En réponse aux conclusions de la société Home Solution Energie, ils soutiennent que la signification du 23 décembre 2024 a été régulièrement délivrée par huissier de justice compétent, comportant toutes les mentions prescrites par les articles 648 et suivants du code de procédure civile, et n’a fait l’objet d’aucune contestation en nullité devant la juridiction compétente. Ils ajoutent qu’aucun grief n’est d’ailleurs démontré. Dès lors, ils font valoir la tardiveté des déclarations d’appel des 01 et 03 juillet 2025.
S’agissant de l’absence de moyen sérieux de réformation, ils soutiennent que la condamnation à la dépose vise exclusivement à faire disparaître l’installation inutile, tandis que l’indemnité de 20 160 € TTC correspond aux travaux de reprise nécessaires à la remise en état des lieux et qu’ainsi, les deux condamnations sont complémentaires et non redondantes, le tribunal n’ayant fait que suivre l’analyse de l’expert.
S’agissant de l’absence de conséquences manifestement excessives, ils indiquent que le chiffre d’affaires annuel de la société, supérieur à 6,5 millions d’euros, relativise fortement l’importance de la condamnation de 42 853 €, qui représente moins de 1 % de son activité et que ses pertes financières sont structurelles et anciennes, et non révélées postérieurement au jugement de première instance, ce qui exclut d’emblée l’application de l’article 514-3 du code de procédure civile.
Ils font enfin valoir le caractère dilatoire de la demande de la société Home Solution Energie dans la mesure où l’appel est manifestement formé hors délai et qu’elle ne tend qu’à différer indûment l’indemnisation des intimés, plus de six années après la commande initiale.
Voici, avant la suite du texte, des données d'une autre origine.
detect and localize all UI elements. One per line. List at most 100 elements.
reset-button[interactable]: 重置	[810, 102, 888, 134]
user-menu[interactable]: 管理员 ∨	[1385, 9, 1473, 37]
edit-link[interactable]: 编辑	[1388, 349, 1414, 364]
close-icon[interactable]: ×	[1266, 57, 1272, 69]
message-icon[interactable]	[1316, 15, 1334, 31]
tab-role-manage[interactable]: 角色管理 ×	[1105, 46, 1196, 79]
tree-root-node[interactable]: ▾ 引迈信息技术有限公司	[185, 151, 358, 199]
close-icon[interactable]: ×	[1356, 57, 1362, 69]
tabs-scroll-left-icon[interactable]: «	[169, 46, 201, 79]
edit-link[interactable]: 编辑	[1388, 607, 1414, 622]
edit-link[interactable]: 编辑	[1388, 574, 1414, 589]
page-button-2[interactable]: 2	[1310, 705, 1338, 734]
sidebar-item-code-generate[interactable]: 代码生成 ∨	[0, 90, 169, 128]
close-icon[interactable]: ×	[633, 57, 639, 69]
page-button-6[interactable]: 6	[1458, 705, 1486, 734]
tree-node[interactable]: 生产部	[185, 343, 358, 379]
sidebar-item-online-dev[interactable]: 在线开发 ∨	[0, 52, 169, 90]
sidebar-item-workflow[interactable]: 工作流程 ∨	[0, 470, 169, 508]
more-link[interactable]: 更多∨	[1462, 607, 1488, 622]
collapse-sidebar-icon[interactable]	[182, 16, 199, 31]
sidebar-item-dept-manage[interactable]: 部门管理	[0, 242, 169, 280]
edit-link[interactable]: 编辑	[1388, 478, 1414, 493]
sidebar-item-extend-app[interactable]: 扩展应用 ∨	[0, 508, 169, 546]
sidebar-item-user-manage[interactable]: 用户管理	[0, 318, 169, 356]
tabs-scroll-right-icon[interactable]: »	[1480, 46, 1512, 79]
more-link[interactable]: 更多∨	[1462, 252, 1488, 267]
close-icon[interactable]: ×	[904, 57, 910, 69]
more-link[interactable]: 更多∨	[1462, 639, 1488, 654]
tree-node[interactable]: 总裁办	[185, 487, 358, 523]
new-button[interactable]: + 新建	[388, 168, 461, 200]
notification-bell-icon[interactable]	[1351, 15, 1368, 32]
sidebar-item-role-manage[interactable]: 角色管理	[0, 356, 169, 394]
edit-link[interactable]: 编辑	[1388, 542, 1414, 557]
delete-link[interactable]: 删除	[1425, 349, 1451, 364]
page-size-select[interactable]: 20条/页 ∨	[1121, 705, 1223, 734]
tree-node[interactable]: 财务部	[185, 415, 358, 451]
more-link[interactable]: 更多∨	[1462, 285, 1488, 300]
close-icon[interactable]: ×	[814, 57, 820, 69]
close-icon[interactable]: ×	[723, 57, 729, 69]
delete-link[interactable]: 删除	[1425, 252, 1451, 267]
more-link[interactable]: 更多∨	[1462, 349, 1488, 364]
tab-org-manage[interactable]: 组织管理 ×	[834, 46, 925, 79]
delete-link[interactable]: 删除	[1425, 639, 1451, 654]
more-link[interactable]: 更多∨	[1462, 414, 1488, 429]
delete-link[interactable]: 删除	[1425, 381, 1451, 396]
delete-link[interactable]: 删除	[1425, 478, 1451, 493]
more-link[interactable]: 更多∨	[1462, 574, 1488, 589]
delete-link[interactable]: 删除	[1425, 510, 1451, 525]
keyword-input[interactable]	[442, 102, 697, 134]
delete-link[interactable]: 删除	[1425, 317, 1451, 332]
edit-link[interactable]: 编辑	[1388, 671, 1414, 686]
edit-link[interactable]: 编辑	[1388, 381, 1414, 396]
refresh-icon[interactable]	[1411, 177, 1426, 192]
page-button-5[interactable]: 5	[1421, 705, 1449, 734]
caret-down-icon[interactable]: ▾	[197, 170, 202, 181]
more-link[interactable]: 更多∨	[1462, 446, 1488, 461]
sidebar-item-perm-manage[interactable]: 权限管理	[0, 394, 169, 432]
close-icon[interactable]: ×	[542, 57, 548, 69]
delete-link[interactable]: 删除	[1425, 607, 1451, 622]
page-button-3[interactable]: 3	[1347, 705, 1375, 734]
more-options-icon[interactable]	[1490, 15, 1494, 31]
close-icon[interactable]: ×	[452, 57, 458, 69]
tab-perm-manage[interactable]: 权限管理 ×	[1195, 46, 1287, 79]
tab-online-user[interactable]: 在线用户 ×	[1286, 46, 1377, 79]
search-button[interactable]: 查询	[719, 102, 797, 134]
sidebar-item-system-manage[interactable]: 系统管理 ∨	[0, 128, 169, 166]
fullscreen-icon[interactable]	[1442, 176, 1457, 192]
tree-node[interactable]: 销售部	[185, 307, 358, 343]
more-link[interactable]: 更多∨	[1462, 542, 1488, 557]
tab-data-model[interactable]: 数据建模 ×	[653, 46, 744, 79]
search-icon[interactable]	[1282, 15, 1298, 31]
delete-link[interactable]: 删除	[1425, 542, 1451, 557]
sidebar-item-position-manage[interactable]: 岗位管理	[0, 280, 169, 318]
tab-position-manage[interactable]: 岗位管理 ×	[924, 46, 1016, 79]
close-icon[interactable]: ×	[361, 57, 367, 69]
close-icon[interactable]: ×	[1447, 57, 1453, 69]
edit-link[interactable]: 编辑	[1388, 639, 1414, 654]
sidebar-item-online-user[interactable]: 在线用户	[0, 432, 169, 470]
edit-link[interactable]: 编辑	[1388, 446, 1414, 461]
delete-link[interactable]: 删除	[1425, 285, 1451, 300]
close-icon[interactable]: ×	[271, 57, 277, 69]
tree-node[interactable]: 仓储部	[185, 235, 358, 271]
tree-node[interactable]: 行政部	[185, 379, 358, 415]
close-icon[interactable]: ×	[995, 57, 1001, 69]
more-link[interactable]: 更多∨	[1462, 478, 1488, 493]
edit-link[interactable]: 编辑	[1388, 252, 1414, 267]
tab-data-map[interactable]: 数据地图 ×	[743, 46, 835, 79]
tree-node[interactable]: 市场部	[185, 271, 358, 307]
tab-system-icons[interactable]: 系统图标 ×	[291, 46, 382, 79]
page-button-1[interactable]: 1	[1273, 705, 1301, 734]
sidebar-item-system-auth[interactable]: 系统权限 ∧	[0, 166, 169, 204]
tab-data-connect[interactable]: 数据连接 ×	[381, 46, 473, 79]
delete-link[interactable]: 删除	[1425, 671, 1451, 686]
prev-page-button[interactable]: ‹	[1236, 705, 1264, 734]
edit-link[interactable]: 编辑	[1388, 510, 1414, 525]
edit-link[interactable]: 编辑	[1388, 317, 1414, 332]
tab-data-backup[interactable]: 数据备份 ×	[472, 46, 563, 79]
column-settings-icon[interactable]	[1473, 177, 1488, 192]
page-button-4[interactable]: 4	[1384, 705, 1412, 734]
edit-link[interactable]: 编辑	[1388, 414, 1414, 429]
A l’audience, les parties ont soutenu et sollicité le bénéfice de leurs écritures, auxquelles il est expressément fait référence pour un plus ample exposé des faits et moyens des parties conformément aux dispositions de l’article 455 du code de procédure civile.
SUR CE :
Sur la demande de sursis à statuer
Aux termes des dispositions de l’article 378 du code de procédure civile, la décision de sursis suspend le cours de l’instance pour le temps où jusqu’à la survenance de l’événement qu’elle détermine.
Les parties s’accordent sur la pertinence d’un sursis à statuer en l’état d’une saisine du conseiller de la mise en état appelé à statuer sur la recevabilité de la déclaration d’appel.
Tenant les circonstances de la cause, notamment le moyen tiré de la double condamnation pour un même dommage, et pour une bonne administration de la justice, il y a lieu de faire droit à la demande de sursis à statuer jusqu’à la décision du conseiller de la mise en état saisi d’une demande d’irrecevabilité de la déclaration d’appel et dont l’audience est fixée au 18 décembre 2025.
Sur les frais irrépétibles
Les circonstances de la cause justifient qu’il ne soit pas fait application des dispositions de l’article 700, les parties étant déboutées des demandes formulées en ce sens.
Sur la charge des dépens
Les dépens sont réservés.
PAR CES MOTIFS
Nous, S.Dodivers, statuant sur délégation du premier président de la Cour d’appel de Nîmes, en référé, par ordonnance contradictoire, en dernier ressort et mise à disposition au greffe,
ORDONNONS le sursis à statuer dans la présente procédure jusqu’à la survenance de la décision du conseiller de la mise en état saisi de l’irrecevabilité de l’appel,
DISONS qu’il appartiendra à la partie la plus diligente de saisir à nouveau la juridiction du premier président,
DEBOUTONS les parties de leurs demandes fondées sur les dispositions de l’article 700 du code de procédure civile,
RESERVONS la charge des dépens.
Ordonnance signée par Madame S. DODIVERS, Présidente de Chambre, et par Mme Véronique PELLISSIER, Greffière, présente lors du prononcé.